Depends on the recovery cost but yes I agree they are probably a better solution.

nonbirithm · on Jan 28, 2022

Duplicity also can't be run natively on Windows, so I was stuck having to migrate all of my backups to another program (Duplicati) once I changed operating systems.

alanfranz · on Jan 28, 2022

Do you have an idea of how "large" it is? I used it for a previous server of mine (about 250GB/300GB), I did daily backups and multiple restores over the years, they would always succeed, even though, admittedly, I didn't care about speed.

jcrawfordor · on Jan 28, 2022

I found Duplicity to be untenable for a volume of about 2TB on a machine with relatively low resources (4GB of RAM). It would consistently fail due to OOM before completing the job. This is an unfortunately common issue with backup tools, which it seems get surprisingly little testing on multi-TB tasks. I'd guesstimate maybe half of open source backup tools I've tried either seriously struggle or reliably fail to complete an 8TB job I have on another machine, with similar memory constraints.

So far Rustic has been my best bet. It seems to complete very large jobs with static and relatively low memory consumption. Enumeration takes about 30 minutes and a full backup nearly a month on the 8TB job (limited bandwidth available) but it reliably completes. Rustic also resumes interrupted jobs (e.g. due to reboot) in around 10-15 minutes on the 8TB volume and with it seems minimal rework. I'm sure there are other tools that handle this as well, but I've definitely gotten frustrated with finding them. I wish more backup tools gave you some kind of assurance in the marketing materials that they've been validated on, say, 10TB.

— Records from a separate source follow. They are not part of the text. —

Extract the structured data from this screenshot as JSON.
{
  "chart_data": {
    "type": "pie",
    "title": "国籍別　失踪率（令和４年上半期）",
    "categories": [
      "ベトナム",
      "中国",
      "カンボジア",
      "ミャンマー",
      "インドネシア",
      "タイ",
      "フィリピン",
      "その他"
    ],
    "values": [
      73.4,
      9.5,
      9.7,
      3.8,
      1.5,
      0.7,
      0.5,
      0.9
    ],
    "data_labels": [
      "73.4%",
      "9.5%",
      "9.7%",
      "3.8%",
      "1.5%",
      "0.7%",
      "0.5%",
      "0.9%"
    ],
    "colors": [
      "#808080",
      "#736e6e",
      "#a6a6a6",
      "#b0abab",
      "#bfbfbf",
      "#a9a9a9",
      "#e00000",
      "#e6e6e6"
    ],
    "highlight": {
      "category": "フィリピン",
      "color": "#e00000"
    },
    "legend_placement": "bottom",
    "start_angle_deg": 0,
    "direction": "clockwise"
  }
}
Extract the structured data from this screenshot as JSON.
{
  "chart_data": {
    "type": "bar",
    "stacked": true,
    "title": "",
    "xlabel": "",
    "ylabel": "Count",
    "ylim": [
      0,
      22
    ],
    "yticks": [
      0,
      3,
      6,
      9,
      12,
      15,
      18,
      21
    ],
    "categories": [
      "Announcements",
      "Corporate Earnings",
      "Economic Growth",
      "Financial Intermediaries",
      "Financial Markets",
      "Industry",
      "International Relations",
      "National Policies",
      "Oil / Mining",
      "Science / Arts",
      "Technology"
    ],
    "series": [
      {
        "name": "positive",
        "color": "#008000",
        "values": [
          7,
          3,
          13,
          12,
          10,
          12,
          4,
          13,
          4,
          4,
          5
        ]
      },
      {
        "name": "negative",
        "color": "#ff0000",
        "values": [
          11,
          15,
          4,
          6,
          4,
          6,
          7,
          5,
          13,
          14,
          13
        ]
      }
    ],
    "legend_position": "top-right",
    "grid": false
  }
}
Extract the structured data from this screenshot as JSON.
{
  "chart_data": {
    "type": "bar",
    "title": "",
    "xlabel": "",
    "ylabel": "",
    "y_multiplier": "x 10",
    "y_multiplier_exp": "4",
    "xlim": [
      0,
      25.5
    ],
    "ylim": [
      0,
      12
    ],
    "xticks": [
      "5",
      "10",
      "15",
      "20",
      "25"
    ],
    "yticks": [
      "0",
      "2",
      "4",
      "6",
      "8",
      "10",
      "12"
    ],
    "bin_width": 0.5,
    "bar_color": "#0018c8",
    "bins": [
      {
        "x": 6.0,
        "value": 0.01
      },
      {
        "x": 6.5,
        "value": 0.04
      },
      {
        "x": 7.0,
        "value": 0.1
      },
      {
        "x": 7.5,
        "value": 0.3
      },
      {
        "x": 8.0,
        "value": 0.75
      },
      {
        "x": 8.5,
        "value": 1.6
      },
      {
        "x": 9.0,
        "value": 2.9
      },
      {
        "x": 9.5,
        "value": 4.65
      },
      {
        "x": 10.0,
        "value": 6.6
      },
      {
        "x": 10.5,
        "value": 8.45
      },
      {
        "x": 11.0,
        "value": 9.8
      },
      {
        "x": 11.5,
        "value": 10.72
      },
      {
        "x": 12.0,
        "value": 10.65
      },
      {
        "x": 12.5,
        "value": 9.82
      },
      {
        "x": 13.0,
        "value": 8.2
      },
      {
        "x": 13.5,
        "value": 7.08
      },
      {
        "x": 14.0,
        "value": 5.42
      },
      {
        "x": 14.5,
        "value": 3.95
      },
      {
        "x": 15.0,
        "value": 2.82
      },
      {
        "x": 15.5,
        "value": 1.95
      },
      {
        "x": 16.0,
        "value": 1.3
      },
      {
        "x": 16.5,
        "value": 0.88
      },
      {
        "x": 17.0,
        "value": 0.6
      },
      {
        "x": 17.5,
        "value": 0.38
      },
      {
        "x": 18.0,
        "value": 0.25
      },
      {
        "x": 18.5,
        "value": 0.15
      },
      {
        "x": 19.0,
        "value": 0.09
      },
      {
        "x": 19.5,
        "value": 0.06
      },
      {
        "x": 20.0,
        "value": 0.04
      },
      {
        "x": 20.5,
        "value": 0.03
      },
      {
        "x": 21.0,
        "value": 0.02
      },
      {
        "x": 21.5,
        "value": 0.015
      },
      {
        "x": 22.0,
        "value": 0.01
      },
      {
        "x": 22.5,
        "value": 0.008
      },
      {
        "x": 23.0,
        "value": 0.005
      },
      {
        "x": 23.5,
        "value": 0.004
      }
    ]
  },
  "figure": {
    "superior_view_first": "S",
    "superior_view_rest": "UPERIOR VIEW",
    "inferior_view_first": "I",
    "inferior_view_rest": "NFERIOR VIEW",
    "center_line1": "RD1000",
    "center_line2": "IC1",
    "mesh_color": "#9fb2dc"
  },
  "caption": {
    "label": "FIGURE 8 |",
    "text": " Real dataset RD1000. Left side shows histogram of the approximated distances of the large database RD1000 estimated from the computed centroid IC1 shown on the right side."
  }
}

alanfranz · on Jan 28, 2022

> I wish more backup tools gave you some kind of assurance in the marketing materials that they've been validated on, say, 10TB.

I'd wish that too. Also, I'd like to pay for a backup tool, since it's so critical, so that I can get a sort of support, but I have found issues with many of them.

I must say that, with my small population (N=1) for testing, it was hard for me to settle on a backup system. I tried duplicity, then I tried borg, then I used duplicati. I had considered attic and restic as well, but I don't remember why I didn't choose them right now.

I experienced issues with most of them and I reverted to duplicity. With borg, I had a persistent issues where backups would stop and said something like "backup destination is newer than source" (I forgot the exact message, but happened multiple times across versions). Duplicati seemed a very large and complex codebase, and periodically stopped working, mostly because dotnet runtime issues AFAICR.